Jack Vance is an incredible writer. [Pause] Having gasped (in dismay) at the current price of an out-of-print copy of his recent autobiography, I've just installed Amazon's free Kindle-for-PC software and snaffled a much more reasonably-priced edition for £2-99. I fear this may be yet another slippery slope. [Slightly longer pause] Excellent tale, nicely told. I liked (for random example) Girls were a scarce commodity, due to the navy. I gave this matter a great deal of thought, and finally evolved a thesis, to this effect: If you want to find girls, you must go where the girls are.

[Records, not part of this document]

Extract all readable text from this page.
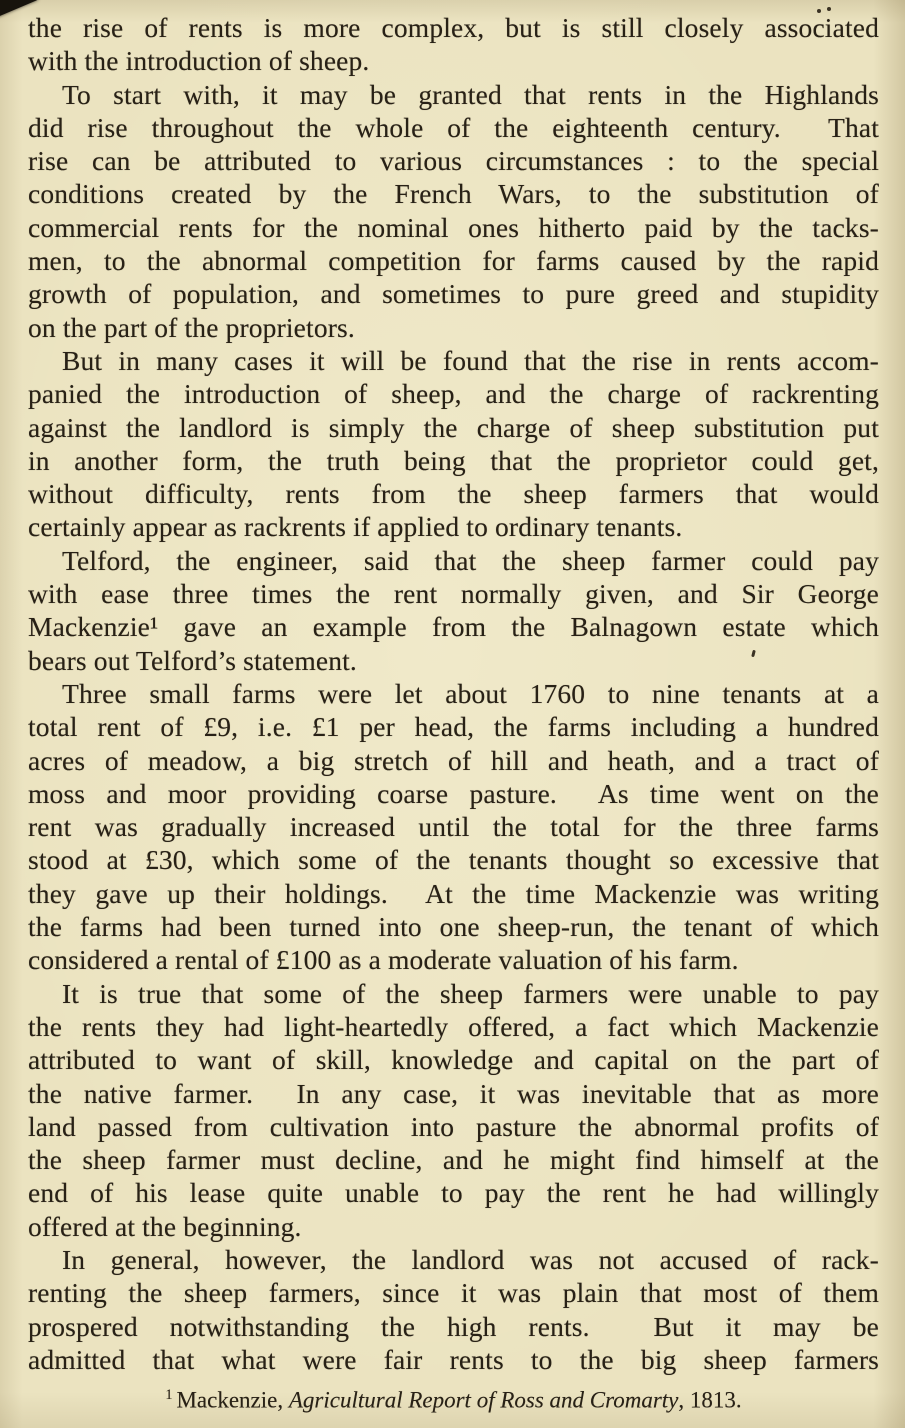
the rise of rents is more complex, but is still closely associated
with the introduction of sheep.
To start with, it may be granted that rents in the Highlands
did rise throughout the whole of the eighteenth century.  That
rise can be attributed to various circumstances : to the special
conditions created by the French Wars, to the substitution of
commercial rents for the nominal ones hitherto paid by the tacks-
men, to the abnormal competition for farms caused by the rapid
growth of population, and sometimes to pure greed and stupidity
on the part of the proprietors.
But in many cases it will be found that the rise in rents accom-
panied the introduction of sheep, and the charge of rackrenting
against the landlord is simply the charge of sheep substitution put
in another form, the truth being that the proprietor could get,
without difficulty, rents from the sheep farmers that would
certainly appear as rackrents if applied to ordinary tenants.
Telford, the engineer, said that the sheep farmer could pay
with ease three times the rent normally given, and Sir George
Mackenzie¹ gave an example from the Balnagown estate which
bears out Telford’s statement.
Three small farms were let about 1760 to nine tenants at a
total rent of £9, i.e. £1 per head, the farms including a hundred
acres of meadow, a big stretch of hill and heath, and a tract of
moss and moor providing coarse pasture.  As time went on the
rent was gradually increased until the total for the three farms
stood at £30, which some of the tenants thought so excessive that
they gave up their holdings.  At the time Mackenzie was writing
the farms had been turned into one sheep-run, the tenant of which
considered a rental of £100 as a moderate valuation of his farm.
It is true that some of the sheep farmers were unable to pay
the rents they had light-heartedly offered, a fact which Mackenzie
attributed to want of skill, knowledge and capital on the part of
the native farmer.  In any case, it was inevitable that as more
land passed from cultivation into pasture the abnormal profits of
the sheep farmer must decline, and he might find himself at the
end of his lease quite unable to pay the rent he had willingly
offered at the beginning.
In general, however, the landlord was not accused of rack-
renting the sheep farmers, since it was plain that most of them
prospered notwithstanding the high rents.  But it may be
admitted that what were fair rents to the big sheep farmers
$^1$ Mackenzie, Agricultural Report of Ross and Cromarty, 1813.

At one point, I inadvertently clicked on a word. Next thing I knew, down comes a compact edition of the OED and up pops a definition! Blimey. But a new (advertising) pop-up from "Software Manager" claiming to contain an "important message", but merely extolling a couple of commercial voice to text packages has just reared its extremely unwelcome head. Thanks an unbunch, Mr Bezos. Way to piss me off.

Back from the supplies...

... expotition (only very slight drizzle, but enough to deter my fellow hordes, it seems) and with a last-minute lunch rendezvous arranged, 'cos that's the sort of chaps we are, I can now take a quick (and cautious2) peek at yet another time-soaking artefact of today's non-Regency Modern World. (Link.)

Later

It's a little over six years since I last tried a film with "Prada" in its title. Neither Christa nor I could be bothered to sit through it to the end, though I may yet give it another "go". I've just watched my second such film which Mr Postie handed over as I was on my way out to lunch... and quite enjoyed it:

DVD and Book

The book is one that I found last week while reading the piece here with its amusing anecdote about roly-poly IQ200 genius Herman Kahn:

[Kahn] wanted me to work on a project related to drug abuse in New York. He said that the street price of heroin reveals a great deal about the effectiveness of drug enforcement efforts. ... "So," he stated, "as your first assignment buy heroin on the streets of Harlem."

Dawn Eden in Weekly Standard


  

Footnotes

1  Well, apart from yet another cuppa (or two) and my next leisurely supplies run carefully planned and timed, I hope, to dodge the showers I confidently assume are already lurking out there. In stark contrast to Big Bro's report of Antipodean drought. Or was that his dry humour?
2  These days, when the Grauniad labels something as "genius" I no longer take the claim just at face value.